Early bikes put out around 90hp but that jumped to 140 by the time 1977 had rolled around. That may not sound like much by today’s standards, but combined with the bike’s light 345lb weight and the primitive frame, suspension, and tire technology of the time, it was a true test of a rider’s skill to keep the beast pointed in a straight line, to say nothing of the curves…
The first bikes actually displaced 700cc and were reportedly built up from a pair of Yamaha’s racing 350s, a rumor borne out by the fact that some of the early TZ700s appear to have “347” stamped into the cases. But the later machines that debuted in 1975 shared no parts at all with the parallel twins. Apparently based around a bored-out 500cc Grand Prix engine, the TZ750 eventually moved from a twin-shock to a monoshock rear suspension for vastly improved handling.

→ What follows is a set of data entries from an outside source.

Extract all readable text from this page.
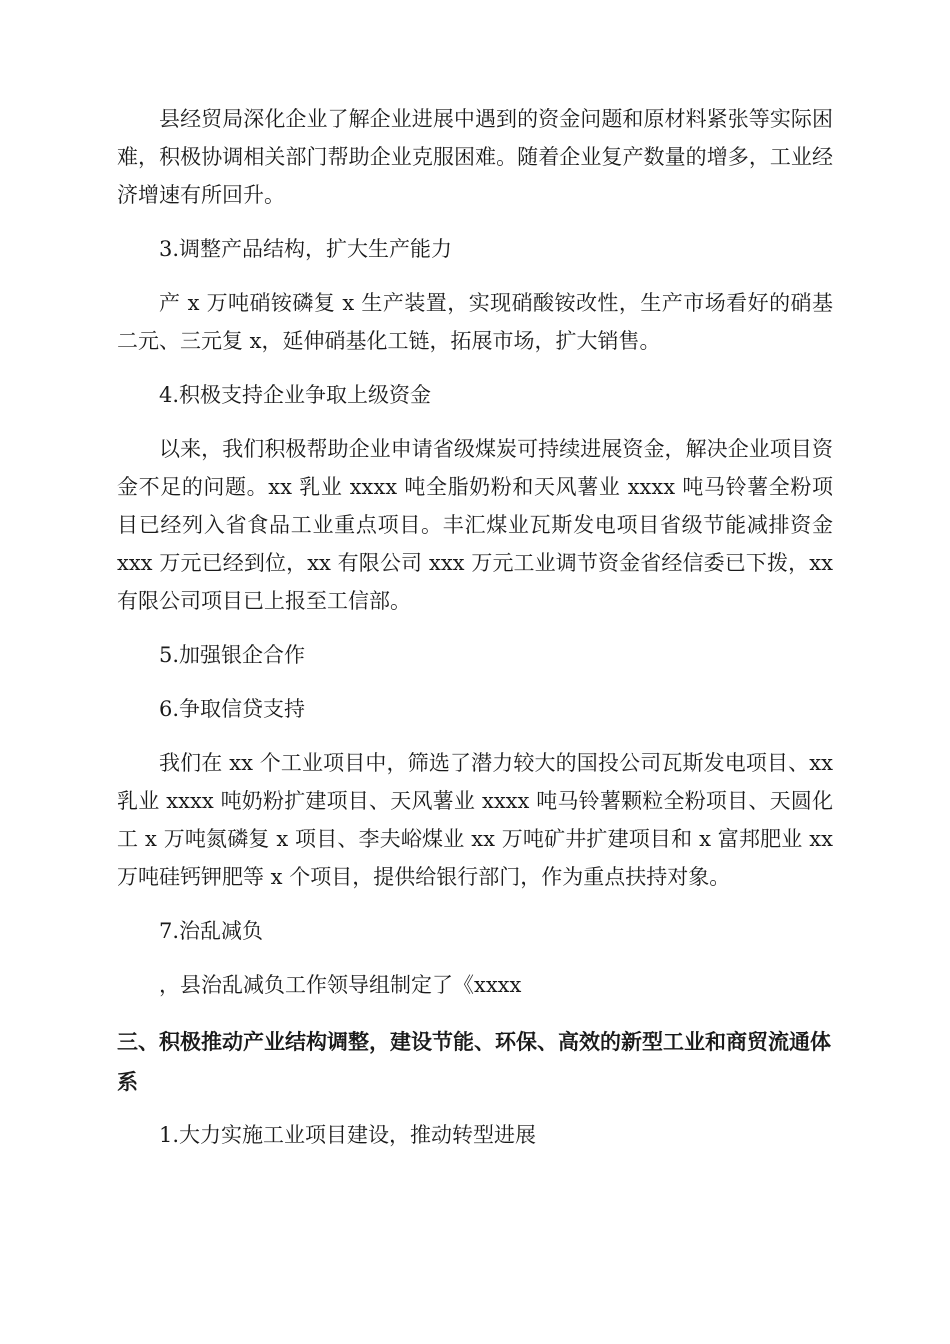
县经贸局深化企业了解企业进展中遇到的资金问题和原材料紧张等实际困难，积极协调相关部门帮助企业克服困难。随着企业复产数量的增多，工业经济增速有所回升。

3.调整产品结构，扩大生产能力

产 x 万吨硝铵磷复 x 生产装置，实现硝酸铵改性，生产市场看好的硝基二元、三元复 x，延伸硝基化工链，拓展市场，扩大销售。

4.积极支持企业争取上级资金

以来，我们积极帮助企业申请省级煤炭可持续进展资金，解决企业项目资金不足的问题。xx 乳业 xxxx 吨全脂奶粉和天风薯业 xxxx 吨马铃薯全粉项目已经列入省食品工业重点项目。丰汇煤业瓦斯发电项目省级节能减排资金 xxx 万元已经到位，xx 有限公司 xxx 万元工业调节资金省经信委已下拨，xx 有限公司项目已上报至工信部。

5.加强银企合作

6.争取信贷支持

我们在 xx 个工业项目中，筛选了潜力较大的国投公司瓦斯发电项目、xx 乳业 xxxx 吨奶粉扩建项目、天风薯业 xxxx 吨马铃薯颗粒全粉项目、天圆化工 x 万吨氮磷复 x 项目、李夫峪煤业 xx 万吨矿井扩建项目和 x 富邦肥业 xx 万吨硅钙钾肥等 x 个项目，提供给银行部门，作为重点扶持对象。

7.治乱减负

，县治乱减负工作领导组制定了《xxxx

三、积极推动产业结构调整，建设节能、环保、高效的新型工业和商贸流通体系

1.大力实施工业项目建设，推动转型进展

In any case, they were the bikes to beat throughout the 1970s, with both power and reliability. They just needed brave and skilled riders able to exploit them.
From the original eBay listing: 1977 Yamaha TZ750 for Sale
This is the 1977 Vesco/Romero/Busch Beer TZ750. Lots of history.
The engine cases in the bike now are an early spare. The original cases have just had a repair to the shift fork rod support boss and are ready to go back in the bike.
The original engine was also used as the rear engine in the Vesco land speed record streamliner.
Bike is sold as is and with Bill of Sale.
Some spares will also be included in the sale.
With a Buy It Now price of $95,000 I’d hope that “all the spares” would be included in the sale. Or that the seller would include a few more details regarding exactly what spares: when you’re trying to keep a forty year old racing machine running, every bit helps. That’s obviously a lot to pay for any motorcycle, but I’ve no doubt this thing is worth some serious cash, given its rarity and racing history.